In the manufacture of kasippu,
the fermentation process would take place in large, rusty barrels over a few
days, and the barrels had to be hidden from the police. The village had enough
hiding places – coconut groves, a weed-choked irrigation tank, long abandoned
paddy fields, culverts, thickly wooded area - for the purpose. The bottom of my
property has a pond surrounded by overgrown shrubs, and one day I found two
barrels there. After I spoke with the prime suspect, the barrels disappeared.

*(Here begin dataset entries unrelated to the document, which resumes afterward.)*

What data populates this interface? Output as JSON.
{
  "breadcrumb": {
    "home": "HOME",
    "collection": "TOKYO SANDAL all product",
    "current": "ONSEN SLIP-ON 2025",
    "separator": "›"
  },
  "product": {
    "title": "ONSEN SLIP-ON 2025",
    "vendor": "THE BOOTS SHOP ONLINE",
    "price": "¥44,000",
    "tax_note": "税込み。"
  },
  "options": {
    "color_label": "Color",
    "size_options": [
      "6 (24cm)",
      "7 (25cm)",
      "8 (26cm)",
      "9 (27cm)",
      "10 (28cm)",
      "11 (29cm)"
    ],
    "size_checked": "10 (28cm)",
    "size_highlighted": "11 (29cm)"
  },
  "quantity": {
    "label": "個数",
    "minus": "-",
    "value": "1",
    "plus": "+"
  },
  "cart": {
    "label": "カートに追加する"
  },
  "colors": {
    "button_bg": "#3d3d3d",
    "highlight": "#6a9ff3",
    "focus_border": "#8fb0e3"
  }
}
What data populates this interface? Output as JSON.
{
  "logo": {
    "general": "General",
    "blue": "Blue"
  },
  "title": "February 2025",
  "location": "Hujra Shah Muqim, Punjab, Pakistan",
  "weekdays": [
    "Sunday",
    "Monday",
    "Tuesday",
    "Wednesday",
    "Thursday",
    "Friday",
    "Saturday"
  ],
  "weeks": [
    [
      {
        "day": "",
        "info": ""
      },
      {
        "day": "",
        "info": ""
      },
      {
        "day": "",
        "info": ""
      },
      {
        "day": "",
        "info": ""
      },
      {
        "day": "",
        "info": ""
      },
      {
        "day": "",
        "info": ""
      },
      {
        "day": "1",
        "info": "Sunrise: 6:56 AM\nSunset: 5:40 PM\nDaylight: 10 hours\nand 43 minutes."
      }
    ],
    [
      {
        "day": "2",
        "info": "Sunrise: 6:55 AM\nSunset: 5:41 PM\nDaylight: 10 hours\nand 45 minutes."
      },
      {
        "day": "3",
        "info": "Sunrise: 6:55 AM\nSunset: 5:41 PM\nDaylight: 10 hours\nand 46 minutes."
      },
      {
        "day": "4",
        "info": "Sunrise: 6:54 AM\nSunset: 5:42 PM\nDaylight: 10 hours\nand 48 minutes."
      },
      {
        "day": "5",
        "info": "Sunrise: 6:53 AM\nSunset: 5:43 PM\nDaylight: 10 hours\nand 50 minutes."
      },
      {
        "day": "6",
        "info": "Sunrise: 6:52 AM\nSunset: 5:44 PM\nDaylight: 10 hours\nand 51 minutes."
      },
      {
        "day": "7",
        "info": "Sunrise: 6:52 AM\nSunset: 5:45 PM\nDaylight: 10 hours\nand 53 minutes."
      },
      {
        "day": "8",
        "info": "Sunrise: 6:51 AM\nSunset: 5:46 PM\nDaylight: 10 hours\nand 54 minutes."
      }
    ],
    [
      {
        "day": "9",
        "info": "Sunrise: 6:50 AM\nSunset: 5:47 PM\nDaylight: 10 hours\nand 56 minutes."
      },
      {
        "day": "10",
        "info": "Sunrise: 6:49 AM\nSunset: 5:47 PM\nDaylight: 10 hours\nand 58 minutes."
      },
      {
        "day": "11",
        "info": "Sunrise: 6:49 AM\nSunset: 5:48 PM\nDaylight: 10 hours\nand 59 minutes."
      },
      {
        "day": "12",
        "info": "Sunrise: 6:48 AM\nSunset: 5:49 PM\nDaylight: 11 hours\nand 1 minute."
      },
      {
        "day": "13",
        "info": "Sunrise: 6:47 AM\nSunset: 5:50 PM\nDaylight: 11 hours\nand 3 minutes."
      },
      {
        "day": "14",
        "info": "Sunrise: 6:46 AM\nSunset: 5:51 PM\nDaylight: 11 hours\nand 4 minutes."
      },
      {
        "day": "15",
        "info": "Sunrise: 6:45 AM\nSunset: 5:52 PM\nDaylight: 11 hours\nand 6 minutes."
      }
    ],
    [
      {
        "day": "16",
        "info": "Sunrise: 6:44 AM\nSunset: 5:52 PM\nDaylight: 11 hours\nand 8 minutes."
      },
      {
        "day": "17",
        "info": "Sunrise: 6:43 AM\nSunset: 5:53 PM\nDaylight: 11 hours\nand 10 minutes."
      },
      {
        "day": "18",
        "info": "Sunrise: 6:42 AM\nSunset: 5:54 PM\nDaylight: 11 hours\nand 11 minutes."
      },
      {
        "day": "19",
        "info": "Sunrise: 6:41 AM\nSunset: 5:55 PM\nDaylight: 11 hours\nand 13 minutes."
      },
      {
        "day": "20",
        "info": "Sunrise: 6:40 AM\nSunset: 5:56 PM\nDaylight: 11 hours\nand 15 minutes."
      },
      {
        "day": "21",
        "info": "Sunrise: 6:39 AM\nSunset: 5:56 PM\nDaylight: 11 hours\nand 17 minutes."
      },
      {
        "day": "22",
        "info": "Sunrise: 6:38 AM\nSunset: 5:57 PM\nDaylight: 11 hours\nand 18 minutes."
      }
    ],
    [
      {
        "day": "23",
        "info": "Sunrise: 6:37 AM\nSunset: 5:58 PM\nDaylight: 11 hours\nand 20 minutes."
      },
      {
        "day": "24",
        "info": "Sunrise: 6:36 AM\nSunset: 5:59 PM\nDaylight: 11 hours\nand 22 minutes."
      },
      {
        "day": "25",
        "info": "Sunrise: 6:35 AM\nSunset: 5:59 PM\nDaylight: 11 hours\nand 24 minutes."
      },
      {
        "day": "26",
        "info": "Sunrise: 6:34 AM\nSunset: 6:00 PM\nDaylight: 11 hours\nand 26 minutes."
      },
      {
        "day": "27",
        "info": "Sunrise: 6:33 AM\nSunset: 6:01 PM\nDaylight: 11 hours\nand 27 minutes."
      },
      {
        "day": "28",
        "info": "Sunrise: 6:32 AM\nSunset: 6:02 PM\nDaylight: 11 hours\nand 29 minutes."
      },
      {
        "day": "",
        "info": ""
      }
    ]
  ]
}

Not all barrels were properly sealed, so passing lizards,
rats, snakes and other creepy crawlies would fall in. To improve the “kick”, ammonia
fertilizer, rusty barbed wire, and anything handy was added. Kasippu, unlike pot arrack, is very much
a poison brew.
A grocery store not far from my house probably sold tons of
sugar every week. This could be estimated from the lorry loads of sugar that
were unloaded there. It also showed how much illicit liquor was brewed in the
village.
The Italian sojourn brought prosperity and some villagers
developed a taste for whiskey. The dealer across the road, who had given up his
illicit trade because he now had two sons in Italy, once boasted to me that he
now drank only “whishkey”.
Effects
on the Lifestyle
A large number of villagers, both young and the elderly,
consumed kasippu. I now realize that
many, who worked as masons and carpenters, were alcoholics and this caused
problems well beyond the immediate households.
Sundays were reserved for heavy drinking, which meant that,
being severely hungover, nobody turned up for work on Mondays. A head carpenter
I knew, who built roofs (backbreaking work under a blazing sun), who had a
small team of assistants, dreaded Tuesdays because getting his men to turn-up
for work took all morning. First, Anthony would call them, and they dutifully promised
to turn-up at the worksite. But, often, they didn’t. Then, Anthony would have
to go around to their homes in a hired tuk,
pleading and coaxing the men to join him. This was repeated weekly and the Anthony
was fed up, till the pandemic hit and put an end to house construction.
Kasippu also
affected family harmony because the men were habitually drunk, broke, and in
poor health, leaving the womenfolk to keep the home fires burning. Domestic
abuse was common. I know of broken homes where the women had fled, unable to
bear their misery.
Beer
About ten years ago, a liquor store opened in
Boralessa. Hard liquor was too expensive for most locals but beer sales
exceeded expectations. The consumers were mainly young men, who had not
developed a taste for the hard stuff. Perhaps, they had also seen the scourge
that kasippu caused, even within
their families, and spurned the stuff. Most evenings, they would converge on
the beer shop and hang out for hours, even sitting on the railway tracks.
Boralessa had come a long way from the days
of pot arrack. People still drank, some copiusly, but I no longer see anyone
staggering down the quiet Kiragara Road that runs along my property, singing
bawdy songs. Most of the heavy drinkers have passed away, and the younger
generations, bolstered by cash infusions from abroad, have become
“respectable”. But I do miss the old Boralessa, where moonshine was king and
daredevil drivers played cat and mouse games with the police.